Monday, July 22, 2013


You guys. I've started 3 different posts tonight but have given up on all of them. I really want to write but I don't have anything to say. 

I'm turning 25 next month and generally I don't feel old when I'm interacting with...the people I generally interact with. Until last week. 

I'm involved in a production of "Arsenic and Old Lace" at the Valley Center Playhouse in Lindon. I play the part of Elaine, who is engaged to Mortimer, the main character. At one of our rehearsals last week, the director wanted me and Mortimer to get to know each other better, so we just sat and talked for about a half hour. 

The guy who plays Mortimer was telling me about where he lives, which is a small town just inside the Provo canyon. He told me that most of the people who live there have lived there since they were little kids. And then he said, "But now they're old. Like, they have kids now and they're like 30 or 40." 

I reeled (not literally, just in my head). When he said "old," in my mind I figured they were 70 or 80. 30 or 40 is old? Granted, this guy recently graduated high school and so is likely 18 or 19. I remember being 18 and thinking that 30 or 40 was old. But 18 wasn't that long ago for me. At least, it doesn't feel that way. But now, 30 isn't so far away either and I don't feel old. Am I old? 

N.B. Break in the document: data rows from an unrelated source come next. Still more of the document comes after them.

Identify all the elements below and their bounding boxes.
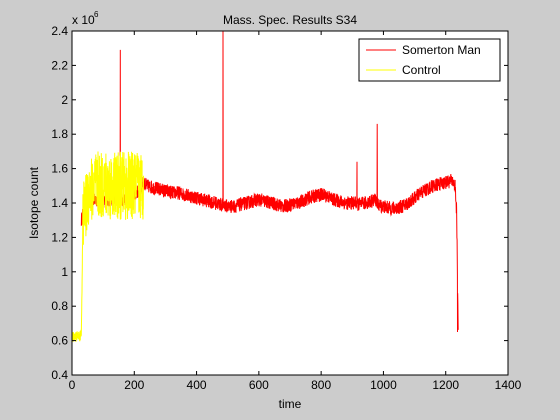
x-tick-label: 1000 bbox=[370, 378, 397, 392]
y-tick-label: 1.4 bbox=[51, 196, 68, 210]
y-tick-label: 0.4 bbox=[51, 368, 68, 382]
x-tick-label: 400 bbox=[187, 378, 207, 392]
x-tick-label: 1400 bbox=[495, 378, 522, 392]
x-axis-label: time bbox=[279, 397, 302, 411]
y-tick-label: 2 bbox=[61, 93, 68, 107]
y-tick-label: 0.8 bbox=[51, 299, 68, 313]
y-tick-label: 2.4 bbox=[51, 24, 68, 38]
chart-title: Mass. Spec. Results S34 bbox=[223, 13, 357, 27]
legend-box bbox=[358, 38, 501, 82]
y-axis-label: Isotope count bbox=[27, 166, 41, 239]
y-tick-label: 1.8 bbox=[51, 127, 68, 141]
y-tick-label: 1.6 bbox=[51, 162, 68, 176]
y-tick-label: 1.2 bbox=[51, 230, 68, 244]
x-tick-label: 1200 bbox=[432, 378, 459, 392]
y-tick-label: 0.6 bbox=[51, 334, 68, 348]
x-tick-label: 0 bbox=[69, 378, 76, 392]
series-line-control bbox=[71, 151, 145, 342]
legend-entry-somerton-man: Somerton Man bbox=[402, 43, 481, 57]
y-multiplier-exponent: 6 bbox=[94, 10, 99, 19]
x-axis: 0 200 400 600 800 1000 1200 1400 bbox=[69, 31, 522, 392]
x-tick-label: 600 bbox=[249, 378, 269, 392]
y-tick-label: 1 bbox=[61, 265, 68, 279]
series-layer bbox=[71, 30, 459, 342]
y-multiplier-label: x 10 bbox=[72, 13, 95, 27]
legend: Somerton Man Control bbox=[358, 38, 501, 82]
y-tick-label: 2.2 bbox=[51, 58, 68, 72]
y-axis: 0.4 0.6 0.8 1 1.2 1.4 1.6 1.8 2 2.2 2.4 bbox=[51, 24, 508, 382]
series-line-somerton-man bbox=[80, 30, 459, 333]
legend-entry-control: Control bbox=[402, 63, 441, 77]
x-tick-label: 800 bbox=[311, 378, 331, 392]
x-tick-label: 200 bbox=[124, 378, 144, 392]
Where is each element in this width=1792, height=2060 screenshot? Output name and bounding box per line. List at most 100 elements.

It's like that episode of Friends where Rachel turns 30 and they talk about when they were kids and mean old Mrs. Traeger lived down the road, but looking back now, they realized that she was 30. 

I'm sure as time goes on and I get older I'll feel this way more often, but for now, I'll pretend like it didn't happen and that I'm not actually that old. That works, right?

Thursday, March 21, 2013

Secret #31

Mad props to the men brave enough to sport a skullet. That takes some serious self-confidence, right there, I tell you what.

Tuesday, March 12, 2013

The Beginner's Guide to Passive-Aggressively Making Your Neighbor Hate Your Guts

*The real first step of this is to live in a house which is shared with two other tenants. Also, there must be a shared washer and dryer in the basement and the house must be super old with paper thin walls, floors, and ceilings.

1. When your neighbors first move in, establish a system where you take their trash can out to the street for them on trash day, and they will bring your trash can back from the street for you after the garbage truck has come. Wait until a week when they have a lot of trash in their can, and then decide that the system isn't necessary anymore, and don't take their trash can out. Watch with glee as they spend the next week trying to cram more trash bags into their trash can because they thought they had a relationship built with you. Laugh at their naivety.

2. When your yard is full of leaves, sit and watch out your window as your neighbors clean up all the leaves in the yard (which takes them about 2-3 hours) and don't send your 8 and 10 year-old children out to help.

3. Laundry:
      a. Find a time when your neighbor starts to do their laundry. Wait until the washer has just finished. Take some incredibly important laundry down that you simply can't wait to wash. Take your neighbor's wet laundry out of the washer (bonus points if it's their white sheets) and put them on top of the incredibly dirty dryer. Put your clothes in the washer, and then leave your house. For the day. Don't worry about putting your clothes in the dryer for at least the next 24-48 hours.
              a1. If you don't manage to get down to the washer before they do (I mean, who really pays attention to how long the washer is going to take??), have no fear! As soon as you hear them coming down the stairs with their next load of laundry, grab whatever clothes you have available, put them in a basket, and walk out your door at the exact moment they do. This will cause them to feel guilty and let you do your laundry in the middle of theirs. This is your chance to leave your clothes in the washer (or dryer, if you actually care about your clothes not getting moldy) all day. This technique will make them especially mad, because they know you saw that they had more laundry to do. Plus one for you! 
      b. Generally, whenever you do your laundry, try your best to leave things in the washer or dryer for as long as possible. Don't leave a basket downstairs for your neighbor to put your clothes into (I mean, they're nice people and wouldn't to put your clothes on top of the dirty dryer, so take advantage of that), causing them to never be able to use the washer and dryer.
      c.  Never, ever, ever clean out the lint trap on the dryer. If you're lucky, you could burn the house down! Bonus points for complaining to the neighbor that sometimes the dryer just doesn't work and you can't figure out why.
      d. Teach your children to do their own laundry, and then make them do it. Make sure they leave chocolate bars in their pockets that will melt and then burn, solid as a rock into the side of the dryer, but not before it leaves chocolate smears on the next few loads of laundry.

4. Never, ever pick up your dog's poop.

5. Making a lot of noise is a beginner's technique. To really be considered a master, make persistent tapping or banging noises on one of your walls. Do it every day, and make sure to make the noise at a constant rate.

This message is brought to you by my downstairs neighbor. She's the ultimate expert on this topic.